= Angela Tessinari =

American television director

Angela Tessinari is an American television director.

==Positions held==
All My Children
- Director: 1997-2008, 2008-2011

As the World Turns
- Director: 2008

The City
- Director: 1995 - 1997

The Guiding Light
- Associate Director: 1989

Loving
- Associate Director: 19**

The Young and the Restless
- Director: January 16, 2012-

Days of Our Lives
- Director: 2015-

==Awards and nominations==
Tessinari has been nominated for nine Daytime Emmy awards in the category Outstanding Drama Series Directing Team, for her work on The Guiding Light and All My Children.

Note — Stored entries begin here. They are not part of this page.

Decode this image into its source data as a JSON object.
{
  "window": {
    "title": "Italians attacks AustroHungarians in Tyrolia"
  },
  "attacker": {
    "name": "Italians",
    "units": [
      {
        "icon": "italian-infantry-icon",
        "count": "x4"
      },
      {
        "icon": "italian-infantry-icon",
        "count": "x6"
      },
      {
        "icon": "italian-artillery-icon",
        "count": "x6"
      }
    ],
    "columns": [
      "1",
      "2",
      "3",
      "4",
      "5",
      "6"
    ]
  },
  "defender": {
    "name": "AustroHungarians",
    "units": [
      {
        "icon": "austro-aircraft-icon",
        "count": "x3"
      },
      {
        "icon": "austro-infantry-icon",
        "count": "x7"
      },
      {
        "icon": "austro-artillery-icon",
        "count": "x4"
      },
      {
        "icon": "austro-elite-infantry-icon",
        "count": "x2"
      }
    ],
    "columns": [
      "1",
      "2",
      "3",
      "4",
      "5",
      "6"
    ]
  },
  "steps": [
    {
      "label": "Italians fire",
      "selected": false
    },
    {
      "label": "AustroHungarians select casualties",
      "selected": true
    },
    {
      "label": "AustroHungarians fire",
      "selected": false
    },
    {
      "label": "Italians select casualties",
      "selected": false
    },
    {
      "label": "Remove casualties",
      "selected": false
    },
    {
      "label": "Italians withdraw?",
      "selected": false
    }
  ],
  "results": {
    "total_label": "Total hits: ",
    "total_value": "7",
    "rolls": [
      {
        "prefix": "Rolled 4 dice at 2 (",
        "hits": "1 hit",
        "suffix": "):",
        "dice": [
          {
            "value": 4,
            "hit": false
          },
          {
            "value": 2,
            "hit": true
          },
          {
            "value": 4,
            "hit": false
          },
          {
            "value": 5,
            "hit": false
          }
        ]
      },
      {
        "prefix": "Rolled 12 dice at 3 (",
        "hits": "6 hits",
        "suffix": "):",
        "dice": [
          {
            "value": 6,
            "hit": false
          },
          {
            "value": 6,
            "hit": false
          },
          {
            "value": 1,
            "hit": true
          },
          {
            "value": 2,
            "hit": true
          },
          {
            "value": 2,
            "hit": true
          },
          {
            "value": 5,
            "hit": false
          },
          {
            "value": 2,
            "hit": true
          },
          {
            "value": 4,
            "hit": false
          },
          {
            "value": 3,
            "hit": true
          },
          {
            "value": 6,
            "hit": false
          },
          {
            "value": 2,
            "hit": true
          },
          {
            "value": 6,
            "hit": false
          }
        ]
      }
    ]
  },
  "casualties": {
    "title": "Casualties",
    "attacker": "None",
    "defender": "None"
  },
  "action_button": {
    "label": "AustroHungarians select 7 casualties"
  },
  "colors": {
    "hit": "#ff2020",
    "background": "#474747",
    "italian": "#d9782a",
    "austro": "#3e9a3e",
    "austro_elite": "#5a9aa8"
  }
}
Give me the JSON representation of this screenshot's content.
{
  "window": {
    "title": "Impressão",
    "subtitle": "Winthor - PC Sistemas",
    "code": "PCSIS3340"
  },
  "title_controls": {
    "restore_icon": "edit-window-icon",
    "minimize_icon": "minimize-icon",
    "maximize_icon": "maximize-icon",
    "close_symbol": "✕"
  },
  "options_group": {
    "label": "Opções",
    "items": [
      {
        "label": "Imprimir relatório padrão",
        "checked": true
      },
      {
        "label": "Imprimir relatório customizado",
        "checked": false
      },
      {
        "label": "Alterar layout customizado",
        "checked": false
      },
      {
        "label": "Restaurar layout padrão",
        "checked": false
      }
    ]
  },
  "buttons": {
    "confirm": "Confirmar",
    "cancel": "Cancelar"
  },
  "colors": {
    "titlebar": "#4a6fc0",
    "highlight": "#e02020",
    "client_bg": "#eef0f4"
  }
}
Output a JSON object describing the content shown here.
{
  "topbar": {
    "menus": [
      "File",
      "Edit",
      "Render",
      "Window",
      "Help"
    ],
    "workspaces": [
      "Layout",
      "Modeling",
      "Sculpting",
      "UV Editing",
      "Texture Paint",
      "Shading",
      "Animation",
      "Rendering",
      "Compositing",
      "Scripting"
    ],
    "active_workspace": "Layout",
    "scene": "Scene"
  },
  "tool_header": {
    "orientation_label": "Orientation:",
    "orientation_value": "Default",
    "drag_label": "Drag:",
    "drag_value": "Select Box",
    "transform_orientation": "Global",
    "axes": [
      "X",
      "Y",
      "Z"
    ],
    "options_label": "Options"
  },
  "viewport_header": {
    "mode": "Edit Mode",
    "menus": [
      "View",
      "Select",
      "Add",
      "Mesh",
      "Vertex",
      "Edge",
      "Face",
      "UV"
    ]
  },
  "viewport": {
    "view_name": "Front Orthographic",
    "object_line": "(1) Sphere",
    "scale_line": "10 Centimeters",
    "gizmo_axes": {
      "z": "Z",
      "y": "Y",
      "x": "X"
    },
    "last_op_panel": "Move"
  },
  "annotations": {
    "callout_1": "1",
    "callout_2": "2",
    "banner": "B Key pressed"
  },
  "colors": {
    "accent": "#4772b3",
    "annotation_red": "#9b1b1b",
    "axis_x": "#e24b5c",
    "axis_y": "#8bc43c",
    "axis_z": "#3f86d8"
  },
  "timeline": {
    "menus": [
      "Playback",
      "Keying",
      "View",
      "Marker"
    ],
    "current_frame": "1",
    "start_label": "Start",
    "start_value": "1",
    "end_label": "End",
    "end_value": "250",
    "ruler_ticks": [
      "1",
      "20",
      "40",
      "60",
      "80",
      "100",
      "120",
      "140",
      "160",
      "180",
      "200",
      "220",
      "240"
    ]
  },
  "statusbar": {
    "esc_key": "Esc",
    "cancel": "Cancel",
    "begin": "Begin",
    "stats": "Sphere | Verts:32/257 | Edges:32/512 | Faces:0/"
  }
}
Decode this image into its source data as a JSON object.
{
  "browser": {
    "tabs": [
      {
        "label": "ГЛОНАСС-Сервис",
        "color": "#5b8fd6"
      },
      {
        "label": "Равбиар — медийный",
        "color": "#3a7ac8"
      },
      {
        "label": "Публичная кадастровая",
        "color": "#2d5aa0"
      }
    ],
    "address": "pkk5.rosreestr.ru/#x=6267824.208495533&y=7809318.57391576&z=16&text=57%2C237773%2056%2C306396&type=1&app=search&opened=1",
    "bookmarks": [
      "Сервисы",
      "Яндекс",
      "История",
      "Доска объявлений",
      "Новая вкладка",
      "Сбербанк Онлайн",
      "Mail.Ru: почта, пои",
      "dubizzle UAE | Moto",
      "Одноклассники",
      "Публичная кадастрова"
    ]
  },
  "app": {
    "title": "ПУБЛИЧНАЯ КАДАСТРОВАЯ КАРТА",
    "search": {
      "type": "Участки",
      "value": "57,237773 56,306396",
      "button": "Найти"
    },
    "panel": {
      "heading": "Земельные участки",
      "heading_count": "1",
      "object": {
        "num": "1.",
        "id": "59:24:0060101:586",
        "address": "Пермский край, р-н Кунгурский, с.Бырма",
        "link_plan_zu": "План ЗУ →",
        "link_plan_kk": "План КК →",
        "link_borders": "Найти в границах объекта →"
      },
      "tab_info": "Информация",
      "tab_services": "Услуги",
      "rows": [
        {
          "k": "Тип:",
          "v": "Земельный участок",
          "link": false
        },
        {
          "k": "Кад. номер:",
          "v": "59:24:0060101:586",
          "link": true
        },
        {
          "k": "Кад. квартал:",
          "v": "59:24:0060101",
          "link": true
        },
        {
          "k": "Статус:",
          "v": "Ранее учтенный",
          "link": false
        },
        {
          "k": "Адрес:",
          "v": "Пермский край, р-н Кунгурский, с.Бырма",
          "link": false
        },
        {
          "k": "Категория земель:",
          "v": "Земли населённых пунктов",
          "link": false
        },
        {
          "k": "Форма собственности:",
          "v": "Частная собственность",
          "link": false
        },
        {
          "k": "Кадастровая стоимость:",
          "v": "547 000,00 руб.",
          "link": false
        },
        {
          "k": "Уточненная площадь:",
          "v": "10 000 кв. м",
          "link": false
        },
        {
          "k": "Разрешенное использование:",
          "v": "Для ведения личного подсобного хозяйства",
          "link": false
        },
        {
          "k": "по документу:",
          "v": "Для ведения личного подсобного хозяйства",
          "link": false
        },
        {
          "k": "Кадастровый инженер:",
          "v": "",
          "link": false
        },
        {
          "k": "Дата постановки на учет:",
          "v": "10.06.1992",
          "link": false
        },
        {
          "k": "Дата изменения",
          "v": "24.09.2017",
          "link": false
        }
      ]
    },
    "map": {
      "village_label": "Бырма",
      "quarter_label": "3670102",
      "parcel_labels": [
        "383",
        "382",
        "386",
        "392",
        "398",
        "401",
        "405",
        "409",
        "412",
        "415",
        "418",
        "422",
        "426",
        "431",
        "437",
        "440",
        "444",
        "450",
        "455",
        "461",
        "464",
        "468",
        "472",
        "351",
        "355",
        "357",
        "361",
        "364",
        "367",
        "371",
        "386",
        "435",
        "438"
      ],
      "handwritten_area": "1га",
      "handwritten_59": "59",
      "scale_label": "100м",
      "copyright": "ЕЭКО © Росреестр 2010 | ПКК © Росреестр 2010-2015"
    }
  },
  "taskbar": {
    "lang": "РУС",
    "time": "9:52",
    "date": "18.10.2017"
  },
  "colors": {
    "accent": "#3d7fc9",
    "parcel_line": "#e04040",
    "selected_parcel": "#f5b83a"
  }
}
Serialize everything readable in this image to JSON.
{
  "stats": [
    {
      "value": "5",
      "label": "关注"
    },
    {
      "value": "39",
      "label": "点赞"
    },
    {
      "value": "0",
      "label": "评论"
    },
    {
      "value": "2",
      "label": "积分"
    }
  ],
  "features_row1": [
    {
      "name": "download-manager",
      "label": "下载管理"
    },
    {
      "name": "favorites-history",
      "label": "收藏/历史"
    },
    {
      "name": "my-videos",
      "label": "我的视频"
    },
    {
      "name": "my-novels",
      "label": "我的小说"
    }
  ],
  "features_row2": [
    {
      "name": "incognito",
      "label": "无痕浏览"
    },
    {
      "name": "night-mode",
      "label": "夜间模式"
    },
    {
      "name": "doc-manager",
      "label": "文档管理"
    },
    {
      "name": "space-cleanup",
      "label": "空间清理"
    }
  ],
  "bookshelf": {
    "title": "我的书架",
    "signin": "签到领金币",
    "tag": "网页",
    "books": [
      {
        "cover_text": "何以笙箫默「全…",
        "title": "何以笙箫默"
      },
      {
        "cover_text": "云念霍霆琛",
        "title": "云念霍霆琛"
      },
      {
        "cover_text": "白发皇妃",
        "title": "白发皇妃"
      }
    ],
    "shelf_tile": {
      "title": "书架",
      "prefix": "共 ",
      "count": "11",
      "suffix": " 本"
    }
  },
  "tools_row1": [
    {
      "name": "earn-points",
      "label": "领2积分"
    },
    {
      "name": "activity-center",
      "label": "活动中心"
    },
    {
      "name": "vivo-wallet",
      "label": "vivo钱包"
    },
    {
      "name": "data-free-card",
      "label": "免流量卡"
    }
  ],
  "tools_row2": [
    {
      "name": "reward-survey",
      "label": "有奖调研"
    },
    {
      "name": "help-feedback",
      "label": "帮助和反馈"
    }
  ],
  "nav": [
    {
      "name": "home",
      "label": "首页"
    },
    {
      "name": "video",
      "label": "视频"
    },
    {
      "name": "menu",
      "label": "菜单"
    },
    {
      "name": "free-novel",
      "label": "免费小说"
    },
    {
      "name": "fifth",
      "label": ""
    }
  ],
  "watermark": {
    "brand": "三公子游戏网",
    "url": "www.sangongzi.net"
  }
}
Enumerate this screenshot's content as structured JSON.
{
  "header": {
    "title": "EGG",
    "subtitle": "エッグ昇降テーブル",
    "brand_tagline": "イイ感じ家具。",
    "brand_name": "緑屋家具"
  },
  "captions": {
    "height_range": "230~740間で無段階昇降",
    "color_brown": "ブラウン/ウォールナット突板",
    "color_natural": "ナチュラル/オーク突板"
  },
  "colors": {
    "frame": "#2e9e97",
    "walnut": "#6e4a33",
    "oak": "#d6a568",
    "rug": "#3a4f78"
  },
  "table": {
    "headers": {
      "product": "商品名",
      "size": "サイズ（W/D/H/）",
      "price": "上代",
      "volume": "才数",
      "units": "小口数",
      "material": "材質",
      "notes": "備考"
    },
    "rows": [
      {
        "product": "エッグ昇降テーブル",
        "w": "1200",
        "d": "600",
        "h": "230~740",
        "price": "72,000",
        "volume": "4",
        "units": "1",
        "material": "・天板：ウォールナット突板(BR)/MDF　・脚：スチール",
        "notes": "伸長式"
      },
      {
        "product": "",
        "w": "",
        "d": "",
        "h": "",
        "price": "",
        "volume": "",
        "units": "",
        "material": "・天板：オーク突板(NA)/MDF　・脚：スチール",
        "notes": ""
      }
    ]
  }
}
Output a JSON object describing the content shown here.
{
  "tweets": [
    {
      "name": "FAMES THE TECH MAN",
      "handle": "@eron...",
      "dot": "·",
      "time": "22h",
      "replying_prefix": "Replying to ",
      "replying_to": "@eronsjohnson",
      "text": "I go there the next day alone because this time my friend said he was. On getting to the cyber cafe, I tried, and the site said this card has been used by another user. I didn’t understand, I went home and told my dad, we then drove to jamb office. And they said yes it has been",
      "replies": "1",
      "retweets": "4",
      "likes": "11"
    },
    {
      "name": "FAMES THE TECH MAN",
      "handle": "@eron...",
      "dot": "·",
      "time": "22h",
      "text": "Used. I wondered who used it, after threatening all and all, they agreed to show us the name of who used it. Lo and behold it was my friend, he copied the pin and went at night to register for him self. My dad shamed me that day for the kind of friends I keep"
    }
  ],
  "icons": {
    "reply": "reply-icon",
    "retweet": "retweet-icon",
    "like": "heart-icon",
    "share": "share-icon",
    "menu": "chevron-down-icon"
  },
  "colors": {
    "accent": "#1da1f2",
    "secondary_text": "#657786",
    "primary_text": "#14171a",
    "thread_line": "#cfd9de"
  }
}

She was nominated from 1990 to 2008, and won once in 2003. Her first DE nomination was shared with Bruce S. Barry, Scott McKinsey, JoAnne Sedwick, Susan Dansby, Joanne Goodhart, and John O'Connell, while her win was shared with Conal O'Brien, Robert Scinto, James A. Baffico, Casey Childs, Barbara M. Simmons, Shirley Simmons, Karen Johnson, Terry Walker, A.J. Gundell, Jerry Pilato, Penny Bergman, Rusty Swope, and Tamara P. Grady.

She was also nominated for two Directors Guild of America awards in the category Outstanding Directorial Achievement in Daytime Serials, for her work on AMC. She was nominated in 2002 and 2004.